North Carolina Gov. Pat McCrory signed one of two measures adopted by Republican allies in a lightning-quick special legislative session that strips the powers of his Democratic successor, in an extraordinary move that critics said usurped the will of the voters.
McCrory signed a measure Friday that would limit the incoming governor’s control of the state election board after it was swiftly approved by the Republican-controlled legislature. Another measure that would require the state Senate to confirm his Cabinet appointments is still pending.
The measures were approved amid a third day of protests at the state legislature in Raleigh after the surprise special session was called. At least 20 people were arrested during the demonstrations, including a reporter trying to document the police action after the public galleries in both legislative chambers were cleared.

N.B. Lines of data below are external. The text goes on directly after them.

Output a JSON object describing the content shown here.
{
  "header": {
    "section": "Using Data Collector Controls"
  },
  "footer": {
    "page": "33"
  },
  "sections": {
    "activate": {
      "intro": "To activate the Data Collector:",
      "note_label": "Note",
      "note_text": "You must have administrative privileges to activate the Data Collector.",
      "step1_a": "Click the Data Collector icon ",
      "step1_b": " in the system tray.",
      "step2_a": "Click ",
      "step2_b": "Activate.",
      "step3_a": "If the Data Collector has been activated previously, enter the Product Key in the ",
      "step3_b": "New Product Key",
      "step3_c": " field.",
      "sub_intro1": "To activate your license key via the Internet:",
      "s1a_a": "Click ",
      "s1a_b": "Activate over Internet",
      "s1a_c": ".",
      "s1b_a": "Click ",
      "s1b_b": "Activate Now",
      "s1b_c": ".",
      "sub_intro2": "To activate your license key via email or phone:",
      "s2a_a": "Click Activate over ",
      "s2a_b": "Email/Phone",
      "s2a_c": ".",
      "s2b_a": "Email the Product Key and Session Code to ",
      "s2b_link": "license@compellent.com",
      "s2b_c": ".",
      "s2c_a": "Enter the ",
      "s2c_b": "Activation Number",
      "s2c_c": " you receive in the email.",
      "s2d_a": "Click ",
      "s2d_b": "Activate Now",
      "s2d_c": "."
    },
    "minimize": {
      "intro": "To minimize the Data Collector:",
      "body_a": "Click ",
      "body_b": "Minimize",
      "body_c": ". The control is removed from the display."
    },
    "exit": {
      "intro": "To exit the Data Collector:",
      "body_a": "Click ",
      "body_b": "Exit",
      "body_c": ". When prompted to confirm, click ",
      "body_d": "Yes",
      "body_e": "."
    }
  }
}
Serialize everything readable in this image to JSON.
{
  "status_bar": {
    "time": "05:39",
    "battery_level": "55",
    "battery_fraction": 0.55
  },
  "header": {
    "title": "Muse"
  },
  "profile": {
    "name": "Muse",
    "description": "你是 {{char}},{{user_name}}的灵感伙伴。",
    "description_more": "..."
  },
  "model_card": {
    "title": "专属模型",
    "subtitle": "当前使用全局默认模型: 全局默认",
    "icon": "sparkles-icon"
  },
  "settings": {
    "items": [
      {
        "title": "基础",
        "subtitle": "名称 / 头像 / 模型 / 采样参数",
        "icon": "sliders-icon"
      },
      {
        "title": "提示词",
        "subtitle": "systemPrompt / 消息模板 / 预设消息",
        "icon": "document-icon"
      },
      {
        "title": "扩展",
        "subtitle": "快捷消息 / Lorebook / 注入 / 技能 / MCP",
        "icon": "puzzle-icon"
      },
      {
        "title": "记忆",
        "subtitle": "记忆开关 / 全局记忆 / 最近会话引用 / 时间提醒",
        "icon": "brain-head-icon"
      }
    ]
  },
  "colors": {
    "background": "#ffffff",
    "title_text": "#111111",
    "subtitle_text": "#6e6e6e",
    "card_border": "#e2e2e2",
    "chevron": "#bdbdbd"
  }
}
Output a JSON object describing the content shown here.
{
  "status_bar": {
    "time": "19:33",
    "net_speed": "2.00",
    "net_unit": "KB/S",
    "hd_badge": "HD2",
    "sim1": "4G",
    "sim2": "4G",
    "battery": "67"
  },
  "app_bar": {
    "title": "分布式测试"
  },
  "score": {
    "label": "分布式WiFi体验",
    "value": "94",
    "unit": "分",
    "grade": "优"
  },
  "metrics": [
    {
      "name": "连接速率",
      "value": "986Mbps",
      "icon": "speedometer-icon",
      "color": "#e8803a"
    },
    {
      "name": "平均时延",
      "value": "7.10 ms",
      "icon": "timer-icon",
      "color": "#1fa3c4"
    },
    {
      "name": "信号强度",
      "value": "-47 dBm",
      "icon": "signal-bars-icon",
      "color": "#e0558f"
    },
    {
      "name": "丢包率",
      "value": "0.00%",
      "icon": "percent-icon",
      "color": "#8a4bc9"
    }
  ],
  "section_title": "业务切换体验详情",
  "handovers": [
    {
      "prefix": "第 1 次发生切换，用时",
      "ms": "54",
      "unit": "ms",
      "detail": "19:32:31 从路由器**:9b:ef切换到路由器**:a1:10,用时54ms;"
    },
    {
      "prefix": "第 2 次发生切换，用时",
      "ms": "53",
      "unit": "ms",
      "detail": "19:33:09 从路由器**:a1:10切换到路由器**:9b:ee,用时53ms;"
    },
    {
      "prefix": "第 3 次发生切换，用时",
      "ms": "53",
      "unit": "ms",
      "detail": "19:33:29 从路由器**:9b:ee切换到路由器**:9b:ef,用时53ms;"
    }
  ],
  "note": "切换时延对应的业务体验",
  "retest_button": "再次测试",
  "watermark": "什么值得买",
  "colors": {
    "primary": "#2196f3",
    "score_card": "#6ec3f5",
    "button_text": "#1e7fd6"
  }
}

Cooper, the state’s attorney general, and other Democrats have threatened to block the Republican attempts to curb his authority in court. The North Carolina Democratic Party called it a “shameful and cowardly power grab” by Republicans after McCrory’s election defeat.
Republicans cast it as a simple matter of checks-and-balances. Republican state Rep. Jeff Collins told the Raleigh News & Observer the current power balance in state government is “way out of kilter.”
“They don’t get to see the governor pumping gas in Rocky Mount,” he told the newspaper. “Our legislators are the closest state officials to the electorate. I think anything we can do to balance the scales back in that direction is a good move.”
The uproar in North Carolina bears a striking resemblance to a smaller-scale move in Georgia. Shortly after taking control of the state Senate after the 2002 election, newly-empowered Republicans stripped Democrat Lt. Gov. Mark Taylor of much of his authority despite a solid re-election victory.
That January 2003 vote changed the rules to give Republicans control over committee chairmanships and the flow of legislation. Eric Johnson, then the Senate’s top Republican, told The Atlanta Journal-Constitution at the time that “as long as we have the votes we can do whatever we want.”
Many Republicans at the time were quick to cite Taylor’s treatment of Republicans when they were in the minority, including his infamous rebuke to Sonny Perdue when he was a GOP state senator frustrated over legislation that was bottled up: “Cry me a river.”
The drama in North Carolina unfolded about a week after McCrory conceded defeat to Cooper, with a recount showing he lost by about 10,000 votes out of nearly 5 million ballots cast. His loss was seen by many Georgia lawmakers as a cautionary tale.
McCrory had supported a so-called “bathroom bill” considered discriminatory to transgender people, and Georgia Gov. Nathan Deal and other Republican leaders have since used his defeat to try to ward off a renewed fight in Georgia over “religious liberty” legislation vigorously opposed by business groups.